What You Need to Know About Solvency and Reinsurance

Animesh by Animesh p

Published Tue, May 16th 2017, 11:22 | Finance


The purchase of reinsurance is one of the key elements of efficient capital management within the Solvency II regime. The mountain of documents on certain Solvency II topics, however, might discourage most professionals who aren’t involved in the implementation process on a daily basis. This blog explains Solvency II and its impact on reinsurance without bogging you down.

Solvency Ratio

The equation is simple. We need to know the amount of Own Funds (OF) and divide it by the Solvency Capital Requirement (SCR).

Own Funds (OF) refers to surplus capital that remains when the liabilities are deducted from the total assets. For the Solvency II regime, we would be talking about the market value of assets and the market value of liabilities – the values that would hold true in a fair market transaction between two knowledgeable parties. Solvency Capital Requirement (SCR) is the (economic) capital that should be held to ensure that the insurance company can meet its obligations to policyholders and beneficiaries with certain probability and should be set to a confidence level of 99.5% over a 12-month period. That stipulation limits the chance of financial ruin for the following year to a 1 in 200-year event. This puts the Value at Risk at a 99.5% confidence level.

The OF and SCR figures need to be calculated separately in a process defined by the European Insurance and Occupational Pensions Authority (EIOPA).

What Is the Function of the Solvency Ratio?
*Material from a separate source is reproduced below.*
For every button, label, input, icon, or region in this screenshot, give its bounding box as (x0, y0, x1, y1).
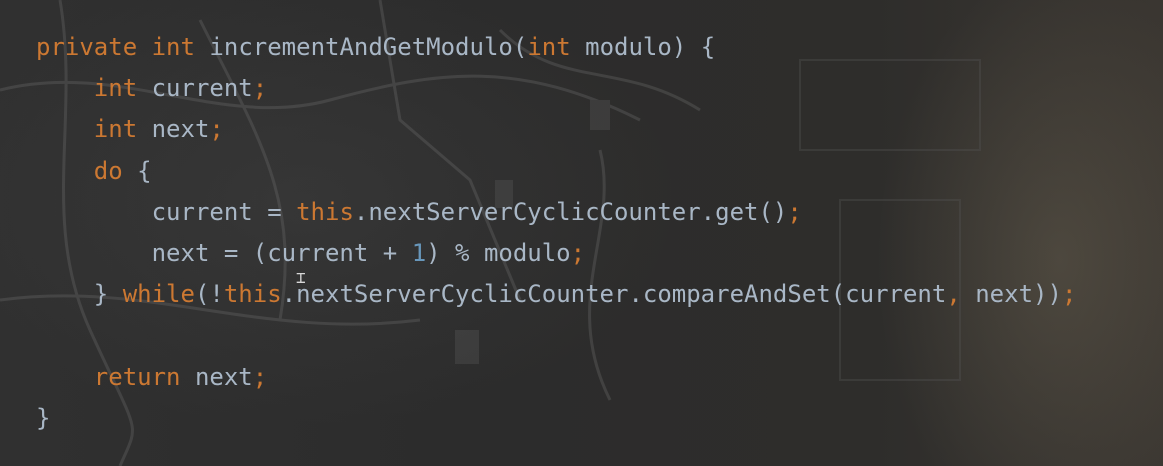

Each insurance company is required to maintain its Solvency Ratio at 100% over time. Should the insurance company fall below this level, it needs to inform the regulator and present a realistic recovery plan that shows how it aims to bring its Solvency Ratio to 100% over the following six months. Falling below the Minimum Capital Requirement (MCR), which represents an 85% confidence level instead of 99.5%, would accelerate the recovery plan to a maximum of 3 months. If a company fails to recover, the regulator can revoke its insurance license.

Solvency Ratio has other functions. Many insurance companies may use a certain level of solvency to demonstrate financial health to their customers, e.g. 150% could be a strategic goal.

Also, Solvency Ratio is also seen by some as a buffer against adverse developments. Maintaining a 150% solvency level might not only increase the chances of securing the ability to meet obligations but also the capacity to continue operating after an adverse event.